Cytotoxic T cells add a second layer of cancer defense. While NK cells respond to what’s missing from a cell’s surface, cytotoxic T cells respond to what’s present. They recognize specific abnormal protein fragments displayed by cancer cells and kill them with similar precision. Together, these two cell types form a powerful one-two punch against malignancy.
How Cancer Evades the Immune System
If immune surveillance is so effective, why does cancer still develop? Because tumors evolve. Cancer cells that happen to carry traits that help them dodge immune detection survive and multiply, while those the immune system can recognize get eliminated. Over time, this creates a tumor population that has effectively learned to hide.
One of the most well-understood tricks involves a molecule called PD-L1. Many tumor cells produce PD-L1 on their surface, which binds to a receptor called PD-1 on T cells. When this connection is made, it shuts the T cell down, suppressing its ability to kill. The T cell essentially receives a “stand down” signal, even though it has correctly identified the cancer cell as a threat. This interaction can cause T cells to stop multiplying, produce fewer attack signals, and even die off.
Cancer cells use other strategies too. Some stop displaying the surface molecules that T cells need to identify them, becoming essentially invisible. Others recruit immature immune cells into the tumor environment that fail to properly alert the rest of the immune system. Some tumors create a local microenvironment packed with suppressive signals that exhaust any immune cells that manage to infiltrate.
Immunotherapy: Helping the System Fight Back
Understanding how cancer hides from the immune system has led to a class of treatments called immunotherapy, which works by removing the brakes cancer puts on immune cells. The most widely used type targets the PD-1/PD-L1 interaction with drugs called checkpoint inhibitors. By blocking this “stand down” signal, these drugs let T cells recognize and attack tumor cells again.

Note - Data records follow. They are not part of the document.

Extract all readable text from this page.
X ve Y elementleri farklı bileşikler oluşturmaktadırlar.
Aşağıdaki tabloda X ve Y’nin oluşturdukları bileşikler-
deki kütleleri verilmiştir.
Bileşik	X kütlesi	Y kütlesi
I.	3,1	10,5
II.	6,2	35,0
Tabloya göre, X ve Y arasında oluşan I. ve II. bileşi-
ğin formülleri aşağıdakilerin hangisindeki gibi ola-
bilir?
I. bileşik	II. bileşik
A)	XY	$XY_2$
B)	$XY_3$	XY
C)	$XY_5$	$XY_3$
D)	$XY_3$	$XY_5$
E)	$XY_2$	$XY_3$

The results have been significant. In advanced lung cancer, for example, adding a checkpoint inhibitor to chemotherapy cut the risk of death by roughly 50% compared to chemotherapy alone in one major trial. For patients whose tumors produce high levels of PD-L1, checkpoint inhibitors used on their own can produce responses that last beyond five years. These drugs have transformed treatment across many cancer types, not just lung cancer.
Newer approaches push even further. CAR-T cell therapy involves removing a patient’s T cells, engineering them in a lab to better recognize cancer, and infusing them back into the body. Researchers are also exploring ways to use NK cells as therapeutic agents and applying gene-editing technology to make T cells more persistent and harder for tumors to shut down.
Supporting Your Immune System
Your immune system’s effectiveness is influenced by everyday factors. Nutrition plays a measurable role. Zinc supports the proliferation of T cells and cytotoxic T cells, helps maintain the barriers of your skin and mucous membranes, and acts as an antioxidant that protects immune cells from damage. Zinc deficiency is directly linked to decreased resistance to infectious diseases. Vitamin D supports immune regulation and has been shown to influence cancer cell growth, with its active form helping to suppress tumor cell proliferation and promote the death of abnormal cells.
Sleep, physical activity, and chronic stress levels all affect immune function as well. Prolonged stress elevates hormones that suppress immune cell activity, while regular moderate exercise improves circulation of immune cells throughout the body. None of these factors replace medical treatment for serious infections or cancer, but they form the baseline on which your immune system’s daily surveillance depends.